Ownership changes and new investors also tend to spark board shakeups. Other common reasons for board turnover include shareholder pressure, M&A activity, strategic restructuring, governance issues, or even management crises, the consultant adds.
Despite the large number of seats up for election, this does not necessarily imply significant turnover across all companies, as many incumbents are likely to be reappointed. However, certain cases stand out due to their broader context. Generally, more dramatic changes occur in financially distressed companies, those with active minority shareholders vying for influence, and companies receiving board nominations from government-affiliated institutions like the Brazilian Development Bank (BNDES) and Previ, the pension fund for Banco do Brasil employees.
“The controversy often revolves around high-profile nominations, such as former ministers. What’s rarely questioned are family-backed nominees with little to no qualifications who are appointed solely based on their relationships,” said corporate governance expert Renato Chaves. He added that board elections usually draw the most attention from the market, though greater scrutiny should be placed on executive compensation. “Unfortunately, excessive compensation at some companies is rarely discussed,” he said.
Luiz Martha, director of knowledge at the Brazilian Institute of Corporate Governance (IBGC), stressed that shareholder meetings are among the most important events for a public company and should not be treated as mere formalities. “It should be a moment of engagement with shareholders,” he said.
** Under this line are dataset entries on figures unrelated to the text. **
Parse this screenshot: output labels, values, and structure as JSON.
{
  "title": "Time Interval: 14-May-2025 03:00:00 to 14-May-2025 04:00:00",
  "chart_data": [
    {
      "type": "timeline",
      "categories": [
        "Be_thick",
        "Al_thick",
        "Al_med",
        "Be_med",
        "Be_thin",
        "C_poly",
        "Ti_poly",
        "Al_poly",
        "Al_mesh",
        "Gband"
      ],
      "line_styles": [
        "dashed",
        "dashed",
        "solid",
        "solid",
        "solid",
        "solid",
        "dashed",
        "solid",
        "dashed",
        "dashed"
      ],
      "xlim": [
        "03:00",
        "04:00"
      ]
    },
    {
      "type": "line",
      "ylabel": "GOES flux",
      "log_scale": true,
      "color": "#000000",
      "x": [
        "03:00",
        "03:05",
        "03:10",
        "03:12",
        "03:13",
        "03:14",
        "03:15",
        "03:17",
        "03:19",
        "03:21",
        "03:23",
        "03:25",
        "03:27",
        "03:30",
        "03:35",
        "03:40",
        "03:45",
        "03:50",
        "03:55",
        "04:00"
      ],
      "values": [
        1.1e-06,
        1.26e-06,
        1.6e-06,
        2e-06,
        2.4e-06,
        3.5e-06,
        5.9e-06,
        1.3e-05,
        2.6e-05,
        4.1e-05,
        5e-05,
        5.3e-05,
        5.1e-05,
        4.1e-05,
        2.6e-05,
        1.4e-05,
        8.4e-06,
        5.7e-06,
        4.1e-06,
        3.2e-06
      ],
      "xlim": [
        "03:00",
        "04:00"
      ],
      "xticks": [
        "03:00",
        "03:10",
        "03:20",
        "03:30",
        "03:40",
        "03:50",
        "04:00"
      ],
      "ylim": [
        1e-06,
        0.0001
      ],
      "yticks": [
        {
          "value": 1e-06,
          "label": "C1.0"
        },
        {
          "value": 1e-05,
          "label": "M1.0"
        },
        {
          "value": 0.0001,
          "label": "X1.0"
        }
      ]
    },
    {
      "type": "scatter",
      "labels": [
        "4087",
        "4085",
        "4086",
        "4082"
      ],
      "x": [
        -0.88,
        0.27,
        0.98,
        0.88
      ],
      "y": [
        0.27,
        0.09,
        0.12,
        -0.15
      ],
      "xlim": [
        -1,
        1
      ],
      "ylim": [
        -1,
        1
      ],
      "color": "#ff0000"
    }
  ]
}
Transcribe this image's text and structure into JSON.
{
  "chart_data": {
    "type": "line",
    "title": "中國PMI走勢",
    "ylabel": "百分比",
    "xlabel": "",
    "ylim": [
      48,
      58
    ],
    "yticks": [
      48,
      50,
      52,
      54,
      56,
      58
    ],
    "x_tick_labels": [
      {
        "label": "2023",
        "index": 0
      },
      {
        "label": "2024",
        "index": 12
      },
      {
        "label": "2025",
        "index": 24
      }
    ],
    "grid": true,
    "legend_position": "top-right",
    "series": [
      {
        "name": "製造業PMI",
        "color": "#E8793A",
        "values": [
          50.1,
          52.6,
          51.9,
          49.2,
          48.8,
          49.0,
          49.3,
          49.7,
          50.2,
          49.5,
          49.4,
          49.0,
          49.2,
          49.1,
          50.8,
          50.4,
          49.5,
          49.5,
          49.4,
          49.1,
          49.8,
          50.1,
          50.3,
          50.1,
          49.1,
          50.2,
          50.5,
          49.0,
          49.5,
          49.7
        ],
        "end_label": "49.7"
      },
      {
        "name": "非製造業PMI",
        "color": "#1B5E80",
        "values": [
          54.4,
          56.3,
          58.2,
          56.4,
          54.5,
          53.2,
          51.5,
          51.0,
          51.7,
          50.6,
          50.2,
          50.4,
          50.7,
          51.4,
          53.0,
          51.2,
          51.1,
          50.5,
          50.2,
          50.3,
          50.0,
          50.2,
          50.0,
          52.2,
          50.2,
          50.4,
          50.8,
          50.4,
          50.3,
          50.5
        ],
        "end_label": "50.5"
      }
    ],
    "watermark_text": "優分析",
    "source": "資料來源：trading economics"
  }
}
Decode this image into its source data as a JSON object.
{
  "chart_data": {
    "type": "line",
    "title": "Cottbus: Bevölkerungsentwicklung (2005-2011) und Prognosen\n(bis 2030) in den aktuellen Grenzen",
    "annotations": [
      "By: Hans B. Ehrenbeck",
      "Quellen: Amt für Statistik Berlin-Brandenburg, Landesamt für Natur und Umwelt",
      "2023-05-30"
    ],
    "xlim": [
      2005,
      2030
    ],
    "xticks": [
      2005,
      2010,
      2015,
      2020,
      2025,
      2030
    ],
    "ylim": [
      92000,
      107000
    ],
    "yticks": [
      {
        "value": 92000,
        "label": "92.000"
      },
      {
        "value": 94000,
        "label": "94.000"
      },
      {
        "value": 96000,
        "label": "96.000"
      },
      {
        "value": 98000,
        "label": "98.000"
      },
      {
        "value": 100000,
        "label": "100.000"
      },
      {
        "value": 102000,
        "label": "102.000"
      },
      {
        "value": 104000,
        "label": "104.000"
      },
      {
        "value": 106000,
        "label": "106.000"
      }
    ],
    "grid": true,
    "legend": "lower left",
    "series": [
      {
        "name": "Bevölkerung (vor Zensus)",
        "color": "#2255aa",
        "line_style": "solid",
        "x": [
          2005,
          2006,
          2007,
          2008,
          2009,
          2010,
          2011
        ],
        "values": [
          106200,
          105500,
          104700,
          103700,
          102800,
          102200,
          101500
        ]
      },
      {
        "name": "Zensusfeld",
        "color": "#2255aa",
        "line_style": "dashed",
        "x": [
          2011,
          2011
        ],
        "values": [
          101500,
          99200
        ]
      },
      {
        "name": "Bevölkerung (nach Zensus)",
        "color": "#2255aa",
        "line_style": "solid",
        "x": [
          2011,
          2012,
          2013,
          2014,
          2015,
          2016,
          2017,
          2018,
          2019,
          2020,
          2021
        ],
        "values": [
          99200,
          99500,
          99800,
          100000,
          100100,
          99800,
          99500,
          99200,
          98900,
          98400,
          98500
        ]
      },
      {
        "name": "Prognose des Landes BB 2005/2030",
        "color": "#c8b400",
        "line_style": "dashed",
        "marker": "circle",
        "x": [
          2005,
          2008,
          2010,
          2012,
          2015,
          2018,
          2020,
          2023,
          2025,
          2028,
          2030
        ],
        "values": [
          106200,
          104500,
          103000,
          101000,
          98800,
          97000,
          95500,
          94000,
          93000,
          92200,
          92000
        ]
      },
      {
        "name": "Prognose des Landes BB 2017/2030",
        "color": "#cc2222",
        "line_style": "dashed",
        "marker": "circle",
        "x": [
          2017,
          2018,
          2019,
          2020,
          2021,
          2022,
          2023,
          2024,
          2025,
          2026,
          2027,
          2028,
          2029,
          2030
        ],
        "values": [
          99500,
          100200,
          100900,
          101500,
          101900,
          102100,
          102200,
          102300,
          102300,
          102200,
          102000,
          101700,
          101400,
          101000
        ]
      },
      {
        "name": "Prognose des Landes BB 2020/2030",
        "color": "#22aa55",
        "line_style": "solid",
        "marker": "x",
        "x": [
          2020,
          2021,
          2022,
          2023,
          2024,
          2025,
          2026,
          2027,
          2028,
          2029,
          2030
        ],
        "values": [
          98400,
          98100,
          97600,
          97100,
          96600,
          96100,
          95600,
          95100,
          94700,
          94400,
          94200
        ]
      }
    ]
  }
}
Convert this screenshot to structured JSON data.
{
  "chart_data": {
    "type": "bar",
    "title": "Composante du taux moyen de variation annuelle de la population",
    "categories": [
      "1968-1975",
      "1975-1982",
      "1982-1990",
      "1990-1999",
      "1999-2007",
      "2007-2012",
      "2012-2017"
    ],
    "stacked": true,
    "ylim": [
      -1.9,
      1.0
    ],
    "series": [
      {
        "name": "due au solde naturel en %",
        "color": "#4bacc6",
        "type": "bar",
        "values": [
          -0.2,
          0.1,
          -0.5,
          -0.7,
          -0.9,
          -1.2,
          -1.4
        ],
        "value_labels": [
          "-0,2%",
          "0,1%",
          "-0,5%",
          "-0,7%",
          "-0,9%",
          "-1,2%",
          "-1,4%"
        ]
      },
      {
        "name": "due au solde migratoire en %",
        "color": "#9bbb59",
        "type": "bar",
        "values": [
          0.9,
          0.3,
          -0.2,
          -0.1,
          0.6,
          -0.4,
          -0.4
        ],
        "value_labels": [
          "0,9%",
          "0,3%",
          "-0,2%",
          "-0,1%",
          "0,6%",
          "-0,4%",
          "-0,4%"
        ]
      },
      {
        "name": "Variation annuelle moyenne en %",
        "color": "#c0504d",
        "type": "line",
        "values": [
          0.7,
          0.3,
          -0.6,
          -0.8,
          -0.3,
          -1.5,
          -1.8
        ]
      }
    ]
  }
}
The board election, he added, is especially critical for shareholders, as their chosen representative becomes their voice inside the company.
When contacted, Eneva stated via its press office that board turnover is part of a process agreed upon by shareholders in 2024. “Eneva believes the new board composition will accelerate strategic decision-making, support healthy governance rotation, and reinforce shareholders’ commitment to expanding the company’s energy platform,” the statement read.
Eletrobras, B3, Casas Bahia, GPA, and Hypera declined to comment.